In the hospital setting, prophylactic
acid suppression is an important part of care for many
critically ill patients. It may also prevent rebleeding in patients admitted with acute upper gastrointestinal tract
bleeding. Effective treatments for these conditions stemmed from our increased understanding of the gastric acid secretory pathway and target pH values. The late 1970s saw the introduction of histamine2-receptor antagonists (H2RAs), which partially suppress basal and meal-stimulated
acid secretion. Some of these agents can induce an intragastric pH greater than 3, lasting for approximately 10 hours/day when given twice/day at recommended doses. This level of
acid suppression can facilitate healing of
duodenal ulcers but has limited efficacy for other indications (e.g., gastrointestinal bleed). In the late 1980s a more potent class of
acid-suppressing agents was developed,
proton pump inhibitors (PPIs).
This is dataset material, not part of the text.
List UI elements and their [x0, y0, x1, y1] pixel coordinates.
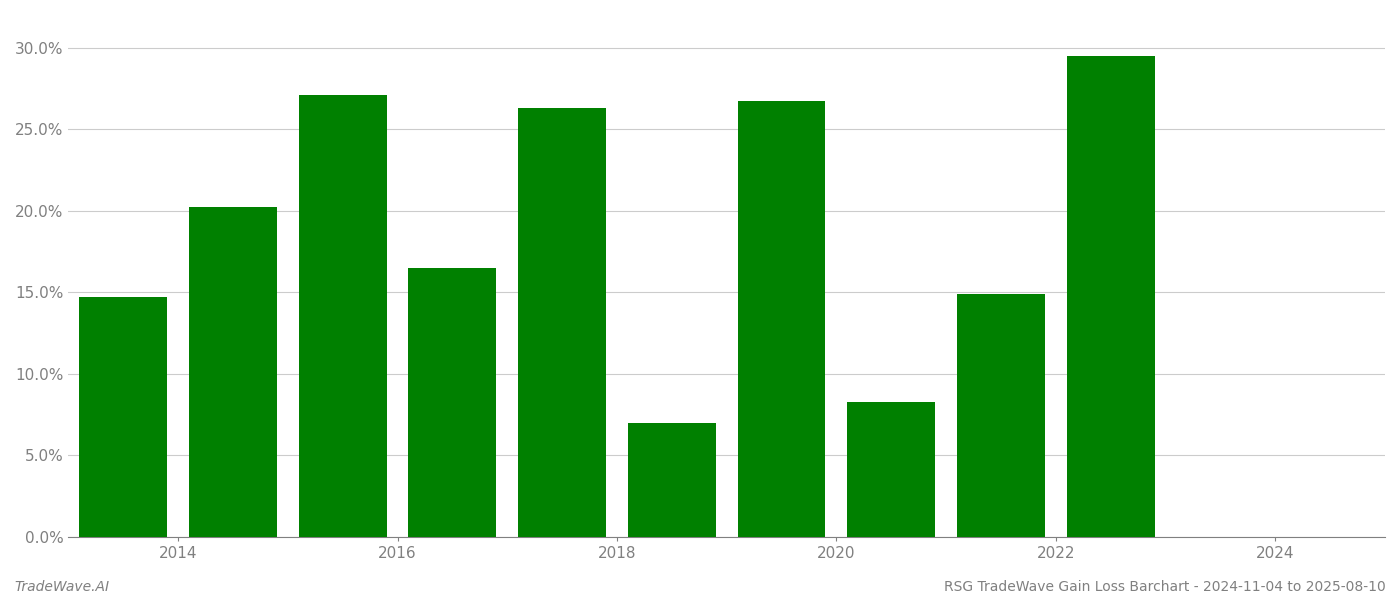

The PPIs can induce an intragastric pH above 3 lasting for approximately 17 hours/day, and an intragastric pH above 5 for approximately 9 hours/day after once-daily
oral administration of recommended doses. It is possible to attain even higher target pH values with large doses and with continuous
intravenous infusion. Thus, PPIs are agents of choice for treatment of many
acid-related disorders including
peptic ulcer disease and moderate-to-severe
gastroesophageal reflux disease, and for prevention of rebleeding in patients with upper gastrointestinal
bleeding. Availability of an intravenous formulation,
pantoprazole, enables hospitalized patients for whom
oral administration is not feasible to benefit from the superior potency of PPIs. Preliminary data suggest that intravenous PPIs may be more effective than H2RA prophylaxis against stress-related
ulcer bleeding for
intensive care patients and should facilitate healing in those with
bleeding ulcers of the upper gastrointestinal tract.